Was in der Kaserne und in der Schule, wo das Pressequartier der Globalisierungsgegner in der Nacht zum Sonntag einer Razzia unterzogen wurde, vorgefallen sei, sei eine Suspendierung der Grundrechte gewesen, sagte der Polizist. Er habe mit Kollegen darüber gesprochen, aber die hätten ihm geantwortet, dass man keine Angst haben müsse, man werde ja gedeckt.
Die Aussagen des Polizisten werden auch durch drei Zeugen gedeckt, die "la Repubblica" Donnerstag zitierte. Ein römischer Pressefotograf, der selbst schwer misshandelt worden war und dem man sein Filmmaterial abnahm, berichtete, dass man Frauen an den Haaren weggeschleift habe und einem Franzosen brennende Zigaretten auf den Händen ausgedrückt wurden.
Die deutschen Grünen verlangten eine internationale Untersuchung der Vorwürfe. In Großbritannien drängten liberaldemokratische Abgeordnete die Regierung Blair zu scharfen Protesten und amnesty international richtete einen dringenden Appell an die italienische Regierung, die Menschenrechte der festgenommenen Demonstranten zu achten. Die internationale Journalistenvereinigung prangerte die Brutalität der Sicherheitskräfte an.
Aus einem Geheimdossier der Polizei geht hervor, dass bewaffnete Rechtsextremisten in die Reihen der Globalisierungsgegner eingeschleust worden seien, um diese zu diskreditieren. Das italienische Parlament hat Donnerstag einen Untersuchungsausschuss für die Vorfälle von Genua abgelehnt. 60 verhaftete Globalisierungsgegner wurden mittlerweile wieder freigelassen.

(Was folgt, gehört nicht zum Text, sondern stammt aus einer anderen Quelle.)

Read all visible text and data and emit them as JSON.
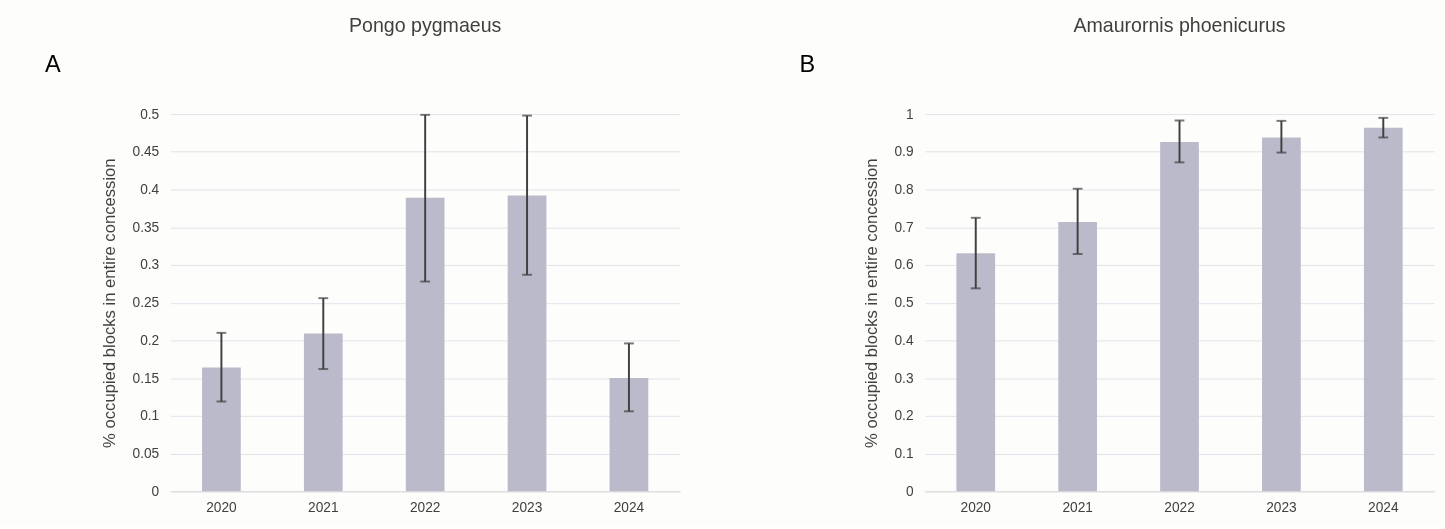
{
  "chart_data": [
    {
      "type": "bar",
      "title": "Pongo pygmaeus",
      "ylabel": "% occupied blocks in entire concession",
      "annotations": [
        "A"
      ],
      "categories": [
        "2020",
        "2021",
        "2022",
        "2023",
        "2024"
      ],
      "values": [
        0.164,
        0.209,
        0.389,
        0.392,
        0.15
      ],
      "color": "#bbbaca",
      "errors": [
        [
          0.119,
          0.21
        ],
        [
          0.162,
          0.256
        ],
        [
          0.278,
          0.499
        ],
        [
          0.287,
          0.498
        ],
        [
          0.106,
          0.196
        ]
      ],
      "ylim": [
        0,
        0.5
      ],
      "yticks": [
        0,
        0.05,
        0.1,
        0.15,
        0.2,
        0.25,
        0.3,
        0.35,
        0.4,
        0.45,
        0.5
      ],
      "grid": "y"
    },
    {
      "type": "bar",
      "title": "Amaurornis phoenicurus",
      "ylabel": "% occupied blocks in entire concession",
      "annotations": [
        "B"
      ],
      "categories": [
        "2020",
        "2021",
        "2022",
        "2023",
        "2024"
      ],
      "values": [
        0.631,
        0.714,
        0.926,
        0.938,
        0.964
      ],
      "color": "#bbbaca",
      "errors": [
        [
          0.538,
          0.725
        ],
        [
          0.629,
          0.802
        ],
        [
          0.872,
          0.983
        ],
        [
          0.898,
          0.982
        ],
        [
          0.938,
          0.99
        ]
      ],
      "ylim": [
        0,
        1
      ],
      "yticks": [
        0,
        0.1,
        0.2,
        0.3,
        0.4,
        0.5,
        0.6,
        0.7,
        0.8,
        0.9,
        1
      ],
      "grid": "y"
    }
  ]
}
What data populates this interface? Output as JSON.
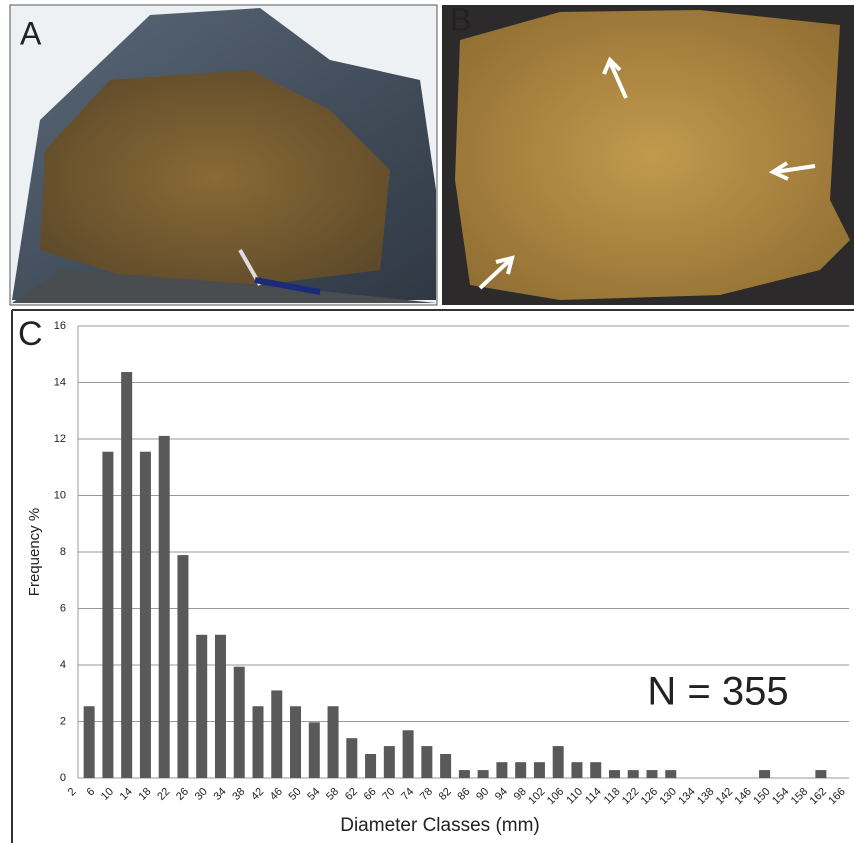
{
  "panels": {
    "a": "A",
    "b": "B",
    "c": "C"
  },
  "chart_data": {
    "type": "bar",
    "y_label": "Frequency %",
    "x_label": "Diameter Classes (mm)",
    "annotation": "N = 355",
    "categories": [
      "2",
      "6",
      "10",
      "14",
      "18",
      "22",
      "26",
      "30",
      "34",
      "38",
      "42",
      "46",
      "50",
      "54",
      "58",
      "62",
      "66",
      "70",
      "74",
      "78",
      "82",
      "86",
      "90",
      "94",
      "98",
      "102",
      "106",
      "110",
      "114",
      "118",
      "122",
      "126",
      "130",
      "134",
      "138",
      "142",
      "146",
      "150",
      "154",
      "158",
      "162",
      "166"
    ],
    "values": [
      0,
      2.54,
      11.55,
      14.37,
      11.55,
      12.11,
      7.89,
      5.07,
      5.07,
      3.94,
      2.54,
      3.1,
      2.54,
      1.97,
      2.54,
      1.41,
      0.85,
      1.13,
      1.69,
      1.13,
      0.85,
      0.28,
      0.28,
      0.56,
      0.56,
      0.56,
      1.13,
      0.56,
      0.56,
      0.28,
      0.28,
      0.28,
      0.28,
      0,
      0,
      0,
      0,
      0.28,
      0,
      0,
      0.28,
      0
    ],
    "color": "#595959",
    "ylim": [
      0,
      16
    ],
    "yticks": [
      0,
      2,
      4,
      6,
      8,
      10,
      12,
      14,
      16
    ],
    "grid": true
  }
}
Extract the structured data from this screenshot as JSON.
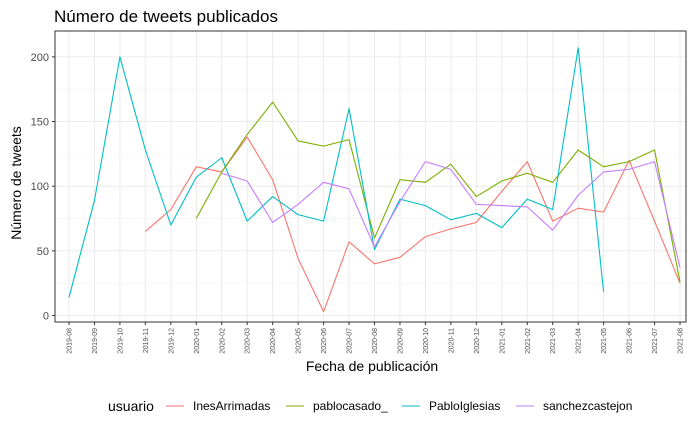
{
  "chart_data": {
    "type": "line",
    "title": "Número de tweets publicados",
    "xlabel": "Fecha de publicación",
    "ylabel": "Número de tweets",
    "ylim": [
      -5,
      220
    ],
    "yticks": [
      0,
      50,
      100,
      150,
      200
    ],
    "grid": true,
    "legend_position": "bottom",
    "legend_title": "usuario",
    "categories": [
      "2019-08",
      "2019-09",
      "2019-10",
      "2019-11",
      "2019-12",
      "2020-01",
      "2020-02",
      "2020-03",
      "2020-04",
      "2020-05",
      "2020-06",
      "2020-07",
      "2020-08",
      "2020-09",
      "2020-10",
      "2020-11",
      "2020-12",
      "2021-01",
      "2021-02",
      "2021-03",
      "2021-04",
      "2021-05",
      "2021-06",
      "2021-07",
      "2021-08"
    ],
    "series": [
      {
        "name": "InesArrimadas",
        "color": "#F8766D",
        "values": [
          null,
          null,
          null,
          65,
          82,
          115,
          111,
          138,
          105,
          44,
          3,
          57,
          40,
          45,
          61,
          67,
          72,
          96,
          119,
          73,
          83,
          80,
          120,
          73,
          25
        ]
      },
      {
        "name": "pablocasado_",
        "color": "#7CAE00",
        "values": [
          null,
          null,
          null,
          null,
          null,
          75,
          111,
          140,
          165,
          135,
          131,
          136,
          60,
          105,
          103,
          117,
          92,
          104,
          110,
          103,
          128,
          115,
          119,
          128,
          26
        ]
      },
      {
        "name": "PabloIglesias",
        "color": "#00BFC4",
        "values": [
          14,
          89,
          200,
          128,
          70,
          107,
          122,
          73,
          92,
          78,
          73,
          160,
          51,
          90,
          85,
          74,
          79,
          68,
          90,
          82,
          207,
          18,
          null,
          null,
          null
        ]
      },
      {
        "name": "sanchezcastejon",
        "color": "#C77CFF",
        "values": [
          null,
          null,
          null,
          null,
          null,
          null,
          110,
          104,
          72,
          86,
          103,
          98,
          53,
          88,
          119,
          113,
          86,
          85,
          84,
          66,
          93,
          111,
          113,
          119,
          37
        ]
      }
    ]
  }
}
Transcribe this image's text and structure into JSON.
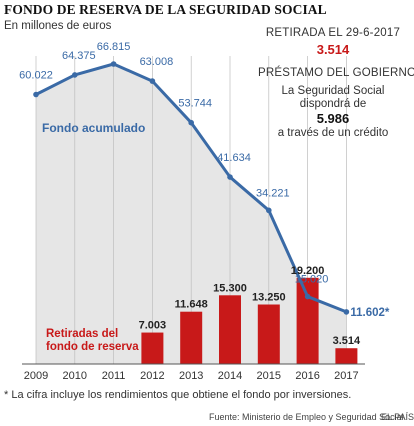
{
  "header": {
    "title": "FONDO DE RESERVA DE LA SEGURIDAD SOCIAL",
    "subtitle": "En millones de euros"
  },
  "info_box": {
    "withdrawal_label": "RETIRADA EL 29-6-2017",
    "withdrawal_value": "3.514",
    "loan_label": "PRÉSTAMO DEL GOBIERNO",
    "loan_line1": "La Seguridad Social",
    "loan_line2": "dispondrá de",
    "loan_value": "5.986",
    "loan_line3": "a través de un crédito"
  },
  "footnote": "* La cifra incluye los rendimientos que obtiene el fondo por inversiones.",
  "source": "Fuente: Ministerio de Empleo y Seguridad Social.",
  "brand": "EL PAÍS",
  "colors": {
    "line": "#3a6aa6",
    "bar": "#c81919",
    "area": "#e6e6e6",
    "text": "#333333"
  },
  "chart_data": {
    "type": "bar+line",
    "categories": [
      "2009",
      "2010",
      "2011",
      "2012",
      "2013",
      "2014",
      "2015",
      "2016",
      "2017"
    ],
    "series": [
      {
        "name": "Fondo acumulado",
        "type": "line",
        "values": [
          60022,
          64375,
          66815,
          63008,
          53744,
          41634,
          34221,
          15020,
          11602
        ],
        "labels": [
          "60.022",
          "64.375",
          "66.815",
          "63.008",
          "53.744",
          "41.634",
          "34.221",
          "15.020",
          "11.602*"
        ]
      },
      {
        "name": "Retiradas del fondo de reserva",
        "name_lines": [
          "Retiradas del",
          "fondo de reserva"
        ],
        "type": "bar",
        "values": [
          null,
          null,
          null,
          7003,
          11648,
          15300,
          13250,
          19200,
          3514
        ],
        "labels": [
          "",
          "",
          "",
          "7.003",
          "11.648",
          "15.300",
          "13.250",
          "19.200",
          "3.514"
        ]
      }
    ],
    "xlabel": "",
    "ylabel": "",
    "ylim": [
      0,
      70000
    ],
    "grid": true,
    "legend": "inline labels"
  }
}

Österreichischer Botschafter bei Inhaftierten
Der österreichische Botschafter in Italien, Alfred Kloss, besuchte Donnerstag in der Strafanstalt in Alessandria zehn der insgesamt 17 Aktivisten der "VolxTheaterKarawane". Sieben Frauen, die der Theatergruppe angehören wurden am späten Mittwoch Abend vom österreichischen Konsul in Mailand, Manfred Moritsch, besucht. Der Konsul sagte, dass die Frauen wohlauf seien und nicht geschlagen worden seien. "Sie sind geschockt, vor allem darüber, wie die Festnahme stattgefunden hat. Sie seien von der Polizei mit Waffen bedroht worden. Den Männern seien die Köpfe gegen die Wand geschlagen worden".